Adios Netlify!

I’m moving my website hosting from Netlify to Cloudflare Pages! If you can read this I was successful. If not… oh dear!

I first tried Netlify back in January 2020. I wrote some first impressions and experimented with Netlify functions. I initially planned to host projects on both Netlify and Cloudflare for a few weeks before settling on one. But then three years happened and I became too lazy to move. Until now.

Tipping Point

There are a few reasons to prefer Cloudflare but what pushed me was on September 1st Netlify quietly deprecated their “Large Media” Git LFS service. If they sent emails I never got one. That irked me a little but I never paid them a penny so who am I to complain.

I use Git LFS for my blog images; around 50MB. GitHub now offers large file storage so I decided to move there.
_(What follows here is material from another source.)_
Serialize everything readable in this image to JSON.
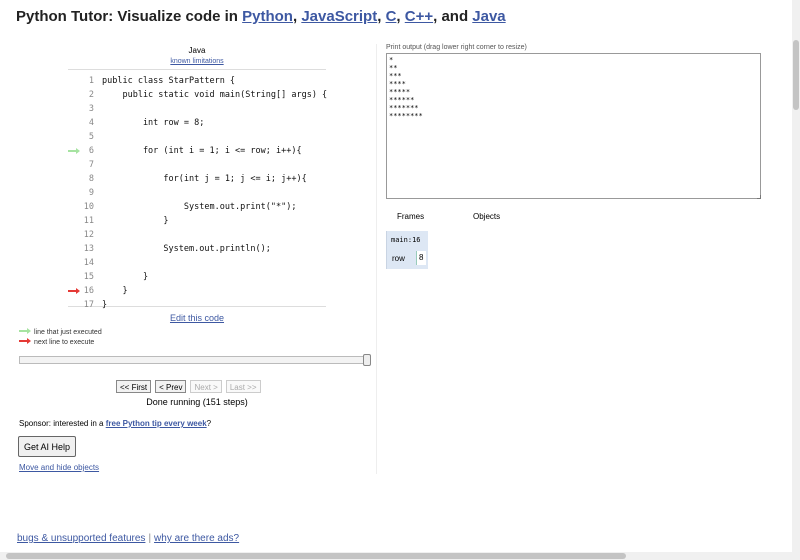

Having no clue how LFS works, I made a right mess trying to move files. Ultimately I had to delete the entire repo and start again. Goodbye stars, and forks — always found it odd people forked my personal blog.
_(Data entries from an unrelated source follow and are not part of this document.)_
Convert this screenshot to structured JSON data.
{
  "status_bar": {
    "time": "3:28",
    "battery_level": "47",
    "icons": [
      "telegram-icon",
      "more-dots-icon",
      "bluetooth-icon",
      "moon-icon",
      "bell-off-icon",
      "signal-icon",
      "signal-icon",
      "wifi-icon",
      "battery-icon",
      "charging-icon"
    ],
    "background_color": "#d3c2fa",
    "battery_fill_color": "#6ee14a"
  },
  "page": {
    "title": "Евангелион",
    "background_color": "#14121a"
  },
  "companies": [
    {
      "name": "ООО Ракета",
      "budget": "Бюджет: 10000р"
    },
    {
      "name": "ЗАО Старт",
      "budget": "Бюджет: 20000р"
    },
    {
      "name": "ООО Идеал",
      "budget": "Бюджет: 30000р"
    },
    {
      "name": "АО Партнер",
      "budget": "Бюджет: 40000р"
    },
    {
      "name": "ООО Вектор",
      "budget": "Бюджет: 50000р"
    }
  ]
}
Another reason I ditched Netlify was builds. I found it easier to simply build locally or use a GitHub Action. Relying on Netlify just added an unnecessary step.

For this website, which is Markdown, Svelte templates, and a custom Deno build script (no fancy framework), my Netlify build times were 90% downloading the Deno runtime. Netlify still haven’t added Deno to their build image. I’m surprised considering their edge functions are backed by the Deno Deploy platform.

Anyway, even if I were to use Node it’d be quicker to build without Netlify.


Earlier this year I moved away from Netlify Functions to a Cloudflare Worker to PGP encrypt my contact form. Workers are much more powerful and on “the edge”. I have other workers to handle things like redirects.


So in the end I was no longer using any of Netlify’s features. Literally just a static host. I’ve always used Cloudflare for DNS, TLS, and caching. Since I’m now using Workers too it made perfect sense to use Cloudflare Pages for hosting.

Cloudflare custom 404 pages are basically the same as Netlify. Controlling HTTP headers is similar too. Although it took me several commits because I failed to read the documentation carefully. You can also use a Worker to modify headers.

I still like Netlify but for my personal requirements it doesn’t make sense. So thanks for the free hosting! I’m sure I’ll be back.